サッカーの世界で最も弱いチームとされていたのが、アメリカ領サモア代表です。2001年、FIFAワールドカップ予選でオーストラリアに0対31で敗れた試合は、国際Aマッチ史上最大の失点差として今も語られます。それだけでなく、公式戦30試合以上で200ゴール以上を失点し、長期間勝ちなしの状態が続きました。FIFAランキングでは長年にわたり最下位に位置づけられ、「世界最弱」と呼ばれていました。

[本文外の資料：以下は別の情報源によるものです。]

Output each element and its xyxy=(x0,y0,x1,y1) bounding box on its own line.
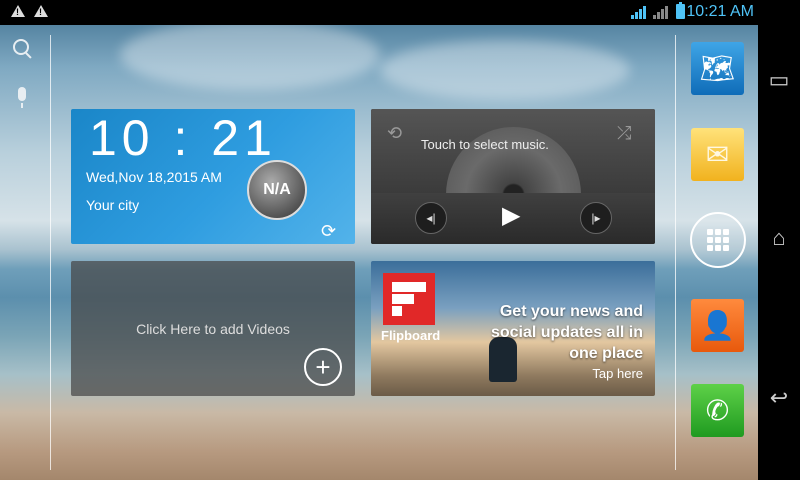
flipboard-logo xyxy=(383,273,435,325)
status-time-value: 10:21 xyxy=(686,3,727,20)
clock-weather-widget[interactable]: 10 : 21 Wed,Nov 18,2015 AM Your city N/A… xyxy=(71,109,355,244)
clock-time: 10 : 21 xyxy=(89,110,277,166)
flipboard-brand: Flipboard xyxy=(381,328,441,343)
flipboard-headline: Get your news and social updates all in … xyxy=(463,301,643,364)
person-icon: 👤 xyxy=(700,310,735,341)
signal-icon xyxy=(631,5,647,19)
right-divider xyxy=(675,35,676,470)
clock-date: Wed,Nov 18,2015 AM xyxy=(86,169,222,185)
video-widget[interactable]: Click Here to add Videos + xyxy=(71,261,355,396)
tap-here-link[interactable]: Tap here xyxy=(592,366,643,381)
left-search-bar xyxy=(0,25,50,480)
next-track-button[interactable]: |▸ xyxy=(580,202,612,234)
music-hint[interactable]: Touch to select music. xyxy=(421,137,549,152)
flipboard-widget[interactable]: Flipboard Get your news and social updat… xyxy=(371,261,655,396)
headline-line: social updates all in xyxy=(490,324,643,341)
signal-icon xyxy=(653,5,669,19)
music-widget[interactable]: ⟲ ⤮ Touch to select music. ◂| ▶ |▸ xyxy=(371,109,655,244)
messaging-icon[interactable]: ✉ xyxy=(691,128,744,181)
add-videos-label[interactable]: Click Here to add Videos xyxy=(71,321,355,337)
status-time-ampm: AM xyxy=(730,3,754,20)
warning-icon: ! xyxy=(34,5,48,17)
status-time: 10:21 AM xyxy=(686,3,754,21)
headline-line: one place xyxy=(569,345,643,362)
envelope-icon: ✉ xyxy=(705,139,730,170)
shuffle-icon[interactable]: ⤮ xyxy=(617,123,631,144)
handset-icon: ✆ xyxy=(705,395,730,426)
app-drawer-icon[interactable] xyxy=(690,212,746,268)
home-screen: 10 : 21 Wed,Nov 18,2015 AM Your city N/A… xyxy=(0,0,758,480)
warning-icon: ! xyxy=(11,5,25,17)
wallpaper-cloud xyxy=(380,40,630,100)
add-video-button[interactable]: + xyxy=(304,348,342,386)
recent-apps-icon[interactable]: ▭ xyxy=(764,65,794,95)
contacts-icon[interactable]: 👤 xyxy=(691,299,744,352)
clock-city[interactable]: Your city xyxy=(86,197,139,213)
previous-track-button[interactable]: ◂| xyxy=(415,202,447,234)
play-button[interactable]: ▶ xyxy=(502,201,520,230)
maps-icon[interactable]: 🗺 xyxy=(691,42,744,95)
phone-icon[interactable]: ✆ xyxy=(691,384,744,437)
weather-badge[interactable]: N/A xyxy=(247,160,307,220)
repeat-icon[interactable]: ⟲ xyxy=(387,123,402,144)
wallpaper-cloud xyxy=(120,20,380,90)
status-bar: ! ! 10:21 AM xyxy=(0,0,800,25)
navigation-bar: ▭ ⌂ ↩ xyxy=(758,25,800,480)
home-icon[interactable]: ⌂ xyxy=(764,223,794,253)
microphone-icon[interactable] xyxy=(18,87,26,108)
back-icon[interactable]: ↩ xyxy=(764,383,794,413)
world-map-icon: 🗺 xyxy=(699,53,736,84)
battery-icon xyxy=(676,2,685,19)
refresh-icon[interactable]: ⟳ xyxy=(321,221,336,242)
headline-line: Get your news and xyxy=(499,303,643,320)
left-divider xyxy=(50,35,51,470)
search-icon[interactable] xyxy=(13,39,29,55)
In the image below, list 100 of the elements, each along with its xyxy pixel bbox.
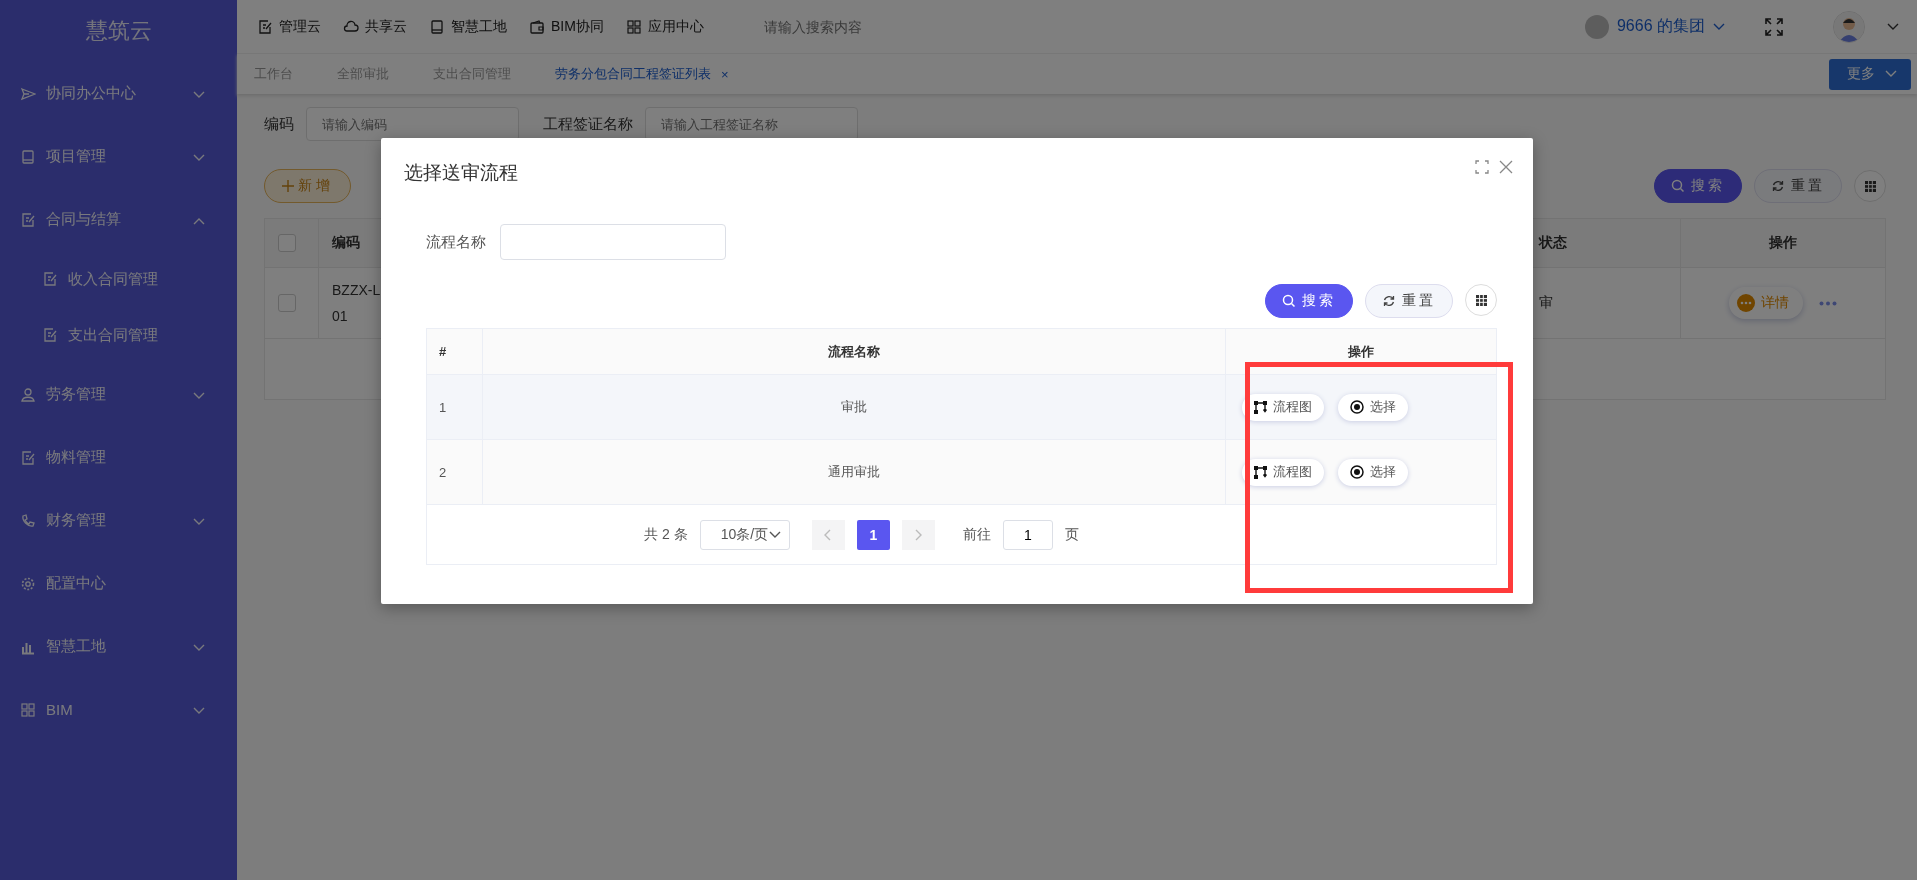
sidebar-item[interactable]: 智慧工地 <box>0 615 237 678</box>
book-icon <box>429 18 445 35</box>
column-header: 流程名称 <box>828 342 880 361</box>
table-cell: 通用审批 <box>828 463 880 481</box>
sidebar-item[interactable]: 财务管理 <box>0 489 237 552</box>
column-header: 状态 <box>1539 234 1567 252</box>
document-edit-icon <box>42 271 58 287</box>
select-button[interactable]: 选择 <box>1338 458 1408 486</box>
dialog-title: 选择送审流程 <box>404 161 518 185</box>
process-name-field[interactable] <box>500 224 726 260</box>
grid-icon <box>625 18 642 35</box>
page-unit-label: 页 <box>1064 525 1079 544</box>
top-nav-item[interactable]: 共享云 <box>343 17 407 36</box>
checkbox[interactable] <box>278 234 296 252</box>
chevron-icon <box>193 91 205 99</box>
chevron-icon <box>1885 70 1897 78</box>
global-search-field[interactable]: 请输入搜索内容 <box>761 17 966 36</box>
top-nav-item[interactable]: BIM协同 <box>529 17 604 36</box>
avatar-icon[interactable] <box>1833 10 1865 43</box>
table-cell: 2 <box>439 464 447 480</box>
sidebar-item[interactable]: 协同办公中心 <box>0 62 237 125</box>
reset-button[interactable]: 重置 <box>1754 169 1842 203</box>
paper-plane-icon <box>20 85 36 102</box>
close-icon[interactable] <box>1499 160 1513 174</box>
search-icon <box>1282 294 1296 308</box>
sidebar-item[interactable]: 劳务管理 <box>0 363 237 426</box>
checkbox[interactable] <box>278 294 296 312</box>
select-button[interactable]: 选择 <box>1338 393 1408 421</box>
next-page-button[interactable] <box>901 519 935 550</box>
radio-icon <box>1350 465 1364 479</box>
app-logo: 慧筑云 <box>84 17 153 45</box>
details-button[interactable]: 详情 <box>1729 287 1803 319</box>
refresh-icon <box>1382 294 1396 308</box>
wallet-icon <box>529 18 545 35</box>
organization-switcher[interactable]: 9666 的集团 <box>1584 14 1725 39</box>
more-circle-icon <box>1737 294 1755 312</box>
sidebar-item[interactable]: 合同与结算 <box>0 188 237 251</box>
top-nav-item[interactable]: 智慧工地 <box>429 17 507 36</box>
filter-field[interactable]: 请输入编码 <box>306 107 519 141</box>
filter-label: 编码 <box>264 114 294 134</box>
maximize-icon[interactable] <box>1475 160 1489 174</box>
search-icon <box>1671 179 1685 193</box>
column-header: 操作 <box>1348 342 1374 361</box>
chevron-icon <box>193 707 205 715</box>
chevron-right-icon <box>914 528 923 541</box>
fullscreen-icon[interactable] <box>1765 17 1783 36</box>
chevron-icon <box>193 392 205 400</box>
columns-icon <box>1474 293 1488 307</box>
page-button[interactable]: 1 <box>856 519 890 550</box>
chevron-icon <box>193 217 205 225</box>
chevron-icon <box>768 530 781 539</box>
sidebar-subitem[interactable]: 支出合同管理 <box>0 307 237 363</box>
person-icon <box>20 386 36 403</box>
radio-icon <box>1350 400 1364 414</box>
search-button[interactable]: 搜索 <box>1654 169 1742 203</box>
plus-icon <box>281 180 294 192</box>
add-button[interactable]: 新增 <box>264 169 351 203</box>
sidebar-item[interactable]: 物料管理 <box>0 426 237 489</box>
total-count: 共 2 条 <box>644 525 688 544</box>
column-header: 操作 <box>1769 234 1797 252</box>
columns-icon <box>1863 179 1877 193</box>
table-cell: 审 <box>1539 294 1553 312</box>
goto-page-field[interactable]: 1 <box>1002 519 1053 550</box>
reset-button[interactable]: 重置 <box>1365 284 1453 318</box>
columns-button[interactable] <box>1465 284 1497 316</box>
grid-icon <box>20 701 36 718</box>
column-header: # <box>439 344 447 359</box>
cloud-icon <box>343 18 359 35</box>
top-nav-item[interactable]: 应用中心 <box>625 17 704 36</box>
table-cell: 1 <box>439 399 447 415</box>
gear-icon <box>20 575 36 592</box>
chevron-icon <box>193 644 205 652</box>
search-button[interactable]: 搜索 <box>1265 284 1353 318</box>
filter-field[interactable]: 请输入工程签证名称 <box>645 107 858 141</box>
phone-icon <box>20 512 36 529</box>
chevron-icon <box>1713 22 1725 31</box>
flowchart-button[interactable]: 流程图 <box>1242 393 1324 421</box>
book-icon <box>20 148 36 165</box>
table-cell: BZZX-L 01 <box>332 282 381 324</box>
document-edit-icon <box>20 211 36 228</box>
sidebar-item[interactable]: 配置中心 <box>0 552 237 615</box>
sidebar-item[interactable]: 项目管理 <box>0 125 237 188</box>
page-tab[interactable]: 劳务分包合同工程签证列表 × <box>555 65 729 83</box>
close-tab-icon[interactable]: × <box>721 66 729 82</box>
document-edit-icon <box>42 327 58 343</box>
refresh-icon <box>1771 179 1785 193</box>
dropdown-icon <box>1887 22 1899 31</box>
chevron-left-icon <box>824 528 833 541</box>
previous-page-button[interactable] <box>811 519 845 550</box>
flowchart-icon <box>1254 465 1267 479</box>
more-button[interactable]: 更多 <box>1829 58 1911 90</box>
flowchart-button[interactable]: 流程图 <box>1242 458 1324 486</box>
top-nav-item[interactable]: 管理云 <box>257 17 321 36</box>
column-header: 编码 <box>332 234 360 252</box>
document-edit-icon <box>20 449 36 466</box>
sidebar-subitem[interactable]: 收入合同管理 <box>0 251 237 307</box>
more-icon[interactable] <box>1819 300 1837 306</box>
page-size-select[interactable]: 10条/页 <box>699 519 790 550</box>
sidebar-item[interactable]: BIM <box>0 678 237 741</box>
goto-label: 前往 <box>962 525 991 544</box>
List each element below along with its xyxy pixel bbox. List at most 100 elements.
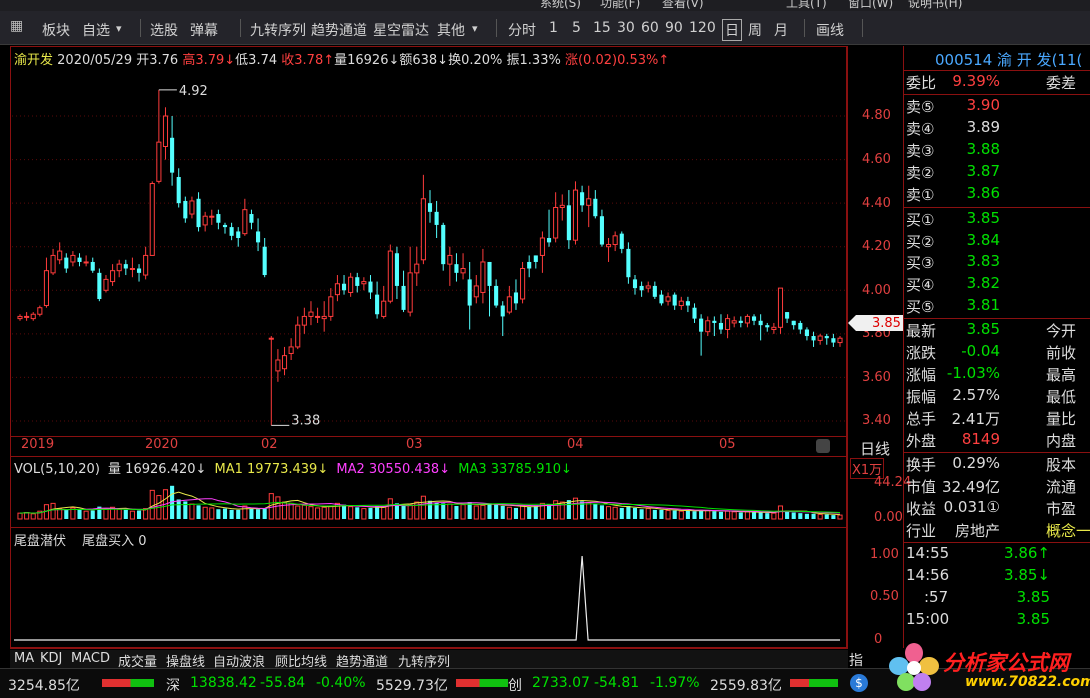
tick-time: 15:00 bbox=[906, 610, 950, 628]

しかし、このチームの物語はそこで終わっていません。敗北の影の裏で、選手たちは諦めずに練習を重ねました。アメリカ領サモアは人口わずか数万人の小さな地域。サッカー環境は整わず、多くの選手が家族を支えるための仕事を持ちながら、限られた時間でトレーニングを続けてきました。

転機は2011年。ニュージーランド出身のジェフ・クラップ監督が就任し、サッカー協会の支援も始まりました。強化プログラムや海外遠征を通じて、少しずつチームは変化していきます。

そして2019年、ついにFIFAランキングで最下位から脱出。2022年には、10年ぶりの公式戦勝利を挙げるなど、大きな進歩を見せています。

「世界最弱」から「諦めないチーム」へ――アメリカ領サモアの物語は、サッカーの力を信じるすべての人に勇気を与える、真のドキュメンタリーです。『ネクスト・ゴール!』という映画にもなったこのストーリーは、勝つことよりも、立ち上がる強さを教えてくれます。